The amendment approved by the Board is actually a possibility for limiting the authorities of the supervisory body (Trustee), but the introduction of two new paragraphs included the Supreme Court of Cassation in the whole matter by envisaging the limiting to be possible only after getting the opinion of the President of such court.
It is good that the Government quitted the solution which gave the repressive bodies free hands and that for the whole matter at least the opinion of another body is necessary now - the opinion of the President of the Supreme court.
However, it is not good that the Government again seized for the original solution which is questionable from the main legal postulates point of view. For example the solution is based on the body which is not a body, because the court is but the president of the court is not a body, as well as on the obligation which is not obligatory, since no opinion in law is obligatory. However, more interesting than these sophisticated objections is the fact that the implementation of the solution could jeopardize, not protect the security interests the Government wants to protect
And most probably it is about a wish to make as small as possible the circle of those who know that a specific data processing is going on, i.e. that somebody is, by a court decision, under the measures of the bodies of security, for justifiable reasons only, such as a suspicion of criminal al activity.

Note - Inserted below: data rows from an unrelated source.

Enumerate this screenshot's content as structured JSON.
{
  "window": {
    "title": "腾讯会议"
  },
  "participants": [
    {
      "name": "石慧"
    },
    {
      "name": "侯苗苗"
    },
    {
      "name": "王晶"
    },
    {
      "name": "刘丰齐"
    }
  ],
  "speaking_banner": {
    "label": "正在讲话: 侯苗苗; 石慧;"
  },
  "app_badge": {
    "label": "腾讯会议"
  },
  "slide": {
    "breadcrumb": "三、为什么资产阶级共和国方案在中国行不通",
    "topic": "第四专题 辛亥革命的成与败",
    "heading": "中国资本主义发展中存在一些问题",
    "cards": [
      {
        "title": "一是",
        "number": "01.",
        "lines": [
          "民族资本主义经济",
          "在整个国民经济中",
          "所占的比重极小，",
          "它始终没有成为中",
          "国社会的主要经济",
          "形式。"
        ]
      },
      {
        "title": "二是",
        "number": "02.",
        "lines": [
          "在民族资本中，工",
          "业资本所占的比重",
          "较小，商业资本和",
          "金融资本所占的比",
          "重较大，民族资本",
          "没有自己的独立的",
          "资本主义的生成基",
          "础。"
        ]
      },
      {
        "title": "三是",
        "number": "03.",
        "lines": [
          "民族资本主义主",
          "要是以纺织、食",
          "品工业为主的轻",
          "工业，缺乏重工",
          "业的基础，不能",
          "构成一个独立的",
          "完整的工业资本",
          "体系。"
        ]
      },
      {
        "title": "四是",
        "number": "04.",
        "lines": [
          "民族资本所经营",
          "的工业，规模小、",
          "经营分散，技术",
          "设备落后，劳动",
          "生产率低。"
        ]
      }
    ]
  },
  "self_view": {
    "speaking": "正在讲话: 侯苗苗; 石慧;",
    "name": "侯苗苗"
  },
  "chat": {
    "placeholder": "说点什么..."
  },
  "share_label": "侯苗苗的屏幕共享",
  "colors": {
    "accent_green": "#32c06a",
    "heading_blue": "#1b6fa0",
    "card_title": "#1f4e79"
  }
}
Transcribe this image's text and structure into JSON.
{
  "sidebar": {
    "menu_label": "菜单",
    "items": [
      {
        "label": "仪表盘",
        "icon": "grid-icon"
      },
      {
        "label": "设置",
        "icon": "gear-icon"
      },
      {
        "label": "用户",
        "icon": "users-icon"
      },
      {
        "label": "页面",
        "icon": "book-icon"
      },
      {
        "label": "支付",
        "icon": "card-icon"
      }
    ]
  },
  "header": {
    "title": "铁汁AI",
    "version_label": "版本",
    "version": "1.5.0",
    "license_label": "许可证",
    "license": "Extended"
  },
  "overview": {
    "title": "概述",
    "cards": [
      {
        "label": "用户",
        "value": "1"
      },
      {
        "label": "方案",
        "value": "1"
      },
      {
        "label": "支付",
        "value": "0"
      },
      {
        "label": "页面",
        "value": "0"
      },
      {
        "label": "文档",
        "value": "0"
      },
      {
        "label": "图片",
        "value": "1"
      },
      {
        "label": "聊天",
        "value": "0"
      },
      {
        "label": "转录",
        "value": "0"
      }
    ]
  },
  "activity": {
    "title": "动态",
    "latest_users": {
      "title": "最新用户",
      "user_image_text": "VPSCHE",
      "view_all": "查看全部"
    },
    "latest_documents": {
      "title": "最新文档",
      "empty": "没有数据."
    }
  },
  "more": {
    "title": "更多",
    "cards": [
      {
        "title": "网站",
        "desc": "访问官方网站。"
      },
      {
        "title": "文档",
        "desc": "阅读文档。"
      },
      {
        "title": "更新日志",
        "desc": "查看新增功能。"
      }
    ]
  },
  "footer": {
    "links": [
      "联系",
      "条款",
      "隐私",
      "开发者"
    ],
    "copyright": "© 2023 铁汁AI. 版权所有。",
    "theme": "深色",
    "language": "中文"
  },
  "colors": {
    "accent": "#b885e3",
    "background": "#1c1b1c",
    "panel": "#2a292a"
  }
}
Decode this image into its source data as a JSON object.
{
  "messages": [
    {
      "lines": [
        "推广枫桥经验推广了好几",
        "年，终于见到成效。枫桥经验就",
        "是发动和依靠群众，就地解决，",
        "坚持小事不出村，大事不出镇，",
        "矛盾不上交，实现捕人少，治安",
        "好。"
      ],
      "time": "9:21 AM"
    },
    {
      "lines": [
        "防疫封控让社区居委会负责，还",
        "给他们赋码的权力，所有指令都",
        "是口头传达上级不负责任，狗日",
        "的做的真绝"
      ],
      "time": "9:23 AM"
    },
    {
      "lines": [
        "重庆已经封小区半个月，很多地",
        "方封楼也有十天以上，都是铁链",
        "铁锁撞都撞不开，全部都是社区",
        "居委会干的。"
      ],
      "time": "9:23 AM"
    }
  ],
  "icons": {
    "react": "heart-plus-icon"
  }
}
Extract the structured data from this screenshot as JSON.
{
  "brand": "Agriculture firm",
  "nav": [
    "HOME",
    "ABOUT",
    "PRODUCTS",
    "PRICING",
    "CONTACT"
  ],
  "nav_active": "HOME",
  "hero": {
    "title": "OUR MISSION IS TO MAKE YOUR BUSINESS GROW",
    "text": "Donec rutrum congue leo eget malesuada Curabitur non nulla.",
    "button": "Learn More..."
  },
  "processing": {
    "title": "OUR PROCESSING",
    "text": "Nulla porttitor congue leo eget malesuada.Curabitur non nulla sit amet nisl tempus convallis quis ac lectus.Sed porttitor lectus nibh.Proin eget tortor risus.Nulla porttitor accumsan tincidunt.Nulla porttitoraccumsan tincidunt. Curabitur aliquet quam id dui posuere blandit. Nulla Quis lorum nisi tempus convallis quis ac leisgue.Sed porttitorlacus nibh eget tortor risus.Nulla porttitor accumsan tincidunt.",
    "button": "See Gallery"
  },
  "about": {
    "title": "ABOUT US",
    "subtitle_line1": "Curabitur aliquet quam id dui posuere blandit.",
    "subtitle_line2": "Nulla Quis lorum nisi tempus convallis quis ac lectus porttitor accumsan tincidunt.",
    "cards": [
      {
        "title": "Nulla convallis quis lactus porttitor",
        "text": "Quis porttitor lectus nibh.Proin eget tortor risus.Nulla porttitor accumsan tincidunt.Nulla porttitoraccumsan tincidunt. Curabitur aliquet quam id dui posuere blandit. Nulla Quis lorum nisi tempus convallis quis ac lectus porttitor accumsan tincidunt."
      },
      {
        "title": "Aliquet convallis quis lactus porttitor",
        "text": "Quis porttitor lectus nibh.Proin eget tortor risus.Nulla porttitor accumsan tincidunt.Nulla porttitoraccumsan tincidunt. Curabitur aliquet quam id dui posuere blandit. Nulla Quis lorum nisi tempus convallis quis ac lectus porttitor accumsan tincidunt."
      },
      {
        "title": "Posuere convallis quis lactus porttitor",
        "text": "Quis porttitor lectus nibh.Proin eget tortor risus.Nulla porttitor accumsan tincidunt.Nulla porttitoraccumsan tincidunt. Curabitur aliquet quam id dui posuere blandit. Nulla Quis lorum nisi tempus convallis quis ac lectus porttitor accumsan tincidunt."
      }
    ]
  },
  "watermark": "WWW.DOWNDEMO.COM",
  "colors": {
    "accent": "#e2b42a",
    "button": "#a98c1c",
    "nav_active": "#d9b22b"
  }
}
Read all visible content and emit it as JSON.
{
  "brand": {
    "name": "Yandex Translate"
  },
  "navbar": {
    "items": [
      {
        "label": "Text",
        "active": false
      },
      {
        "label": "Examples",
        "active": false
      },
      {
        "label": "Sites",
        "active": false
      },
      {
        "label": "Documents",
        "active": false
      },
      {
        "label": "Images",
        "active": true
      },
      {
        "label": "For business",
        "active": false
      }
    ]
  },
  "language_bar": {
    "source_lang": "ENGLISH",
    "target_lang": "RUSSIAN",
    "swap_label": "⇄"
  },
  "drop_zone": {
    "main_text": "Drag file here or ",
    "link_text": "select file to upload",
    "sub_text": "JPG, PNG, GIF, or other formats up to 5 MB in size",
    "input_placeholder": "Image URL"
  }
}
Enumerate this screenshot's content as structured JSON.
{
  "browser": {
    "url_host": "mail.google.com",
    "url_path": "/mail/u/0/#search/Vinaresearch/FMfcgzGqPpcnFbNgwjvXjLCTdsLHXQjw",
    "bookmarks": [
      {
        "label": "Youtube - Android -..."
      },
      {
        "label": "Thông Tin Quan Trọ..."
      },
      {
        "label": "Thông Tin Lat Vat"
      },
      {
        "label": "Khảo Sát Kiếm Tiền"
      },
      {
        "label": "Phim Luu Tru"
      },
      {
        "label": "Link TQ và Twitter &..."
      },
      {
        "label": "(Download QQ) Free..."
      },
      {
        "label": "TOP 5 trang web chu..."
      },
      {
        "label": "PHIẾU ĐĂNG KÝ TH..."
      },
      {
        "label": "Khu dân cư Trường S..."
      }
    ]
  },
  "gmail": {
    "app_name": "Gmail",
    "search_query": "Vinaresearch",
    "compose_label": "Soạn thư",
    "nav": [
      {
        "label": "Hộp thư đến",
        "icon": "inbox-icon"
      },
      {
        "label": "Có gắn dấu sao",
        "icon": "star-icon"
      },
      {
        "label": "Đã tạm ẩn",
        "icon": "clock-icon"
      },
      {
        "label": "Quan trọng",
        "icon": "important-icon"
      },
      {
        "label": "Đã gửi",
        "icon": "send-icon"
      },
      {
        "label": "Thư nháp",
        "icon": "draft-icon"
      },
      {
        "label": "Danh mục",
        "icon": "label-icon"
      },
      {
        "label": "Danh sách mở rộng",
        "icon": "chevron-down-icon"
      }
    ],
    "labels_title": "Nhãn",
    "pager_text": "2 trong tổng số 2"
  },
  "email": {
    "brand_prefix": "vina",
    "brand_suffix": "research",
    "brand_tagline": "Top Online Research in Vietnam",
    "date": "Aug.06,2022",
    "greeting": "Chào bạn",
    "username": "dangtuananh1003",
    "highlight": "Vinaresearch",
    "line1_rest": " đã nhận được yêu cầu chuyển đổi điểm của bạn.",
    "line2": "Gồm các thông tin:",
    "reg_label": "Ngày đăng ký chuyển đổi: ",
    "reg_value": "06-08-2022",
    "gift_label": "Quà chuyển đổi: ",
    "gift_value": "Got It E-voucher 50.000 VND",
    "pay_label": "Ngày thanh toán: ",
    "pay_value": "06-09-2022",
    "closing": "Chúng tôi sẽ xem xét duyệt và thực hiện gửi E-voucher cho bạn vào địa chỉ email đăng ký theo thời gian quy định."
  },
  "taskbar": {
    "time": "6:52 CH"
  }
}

However, it is forgotten that the supervisory body (Trustee) has formally obligations towards everyone addressing them. They have to proceed according to the request, to answer it. Elsewhere in the world, the supervisory body is always let on such occasions make sure that legal data processing is underway. And this fact, clearly, implies their obligation and obligation of their associates, to keep all information on processing in secrecy. And in order to insure that the supervisory body does not, even indirectly, reveal the secret, the law envisages suitable procedures for removing possible mistrust of the requester. This can be for example done by informing that the authorized persons of the supervisory body have done the control and discovered that no date processing is underway. And what can the supervisory body which is denied the possibility to check whether it is legal or illegal processing do? In the best case scenario it can keep silent regarding both requests and demands.
Taking into account everything afore said, I am persuaded that the compromising solution should be replaced by a less original one, the one that exists in at least some other countries
The author is the Trustee for information.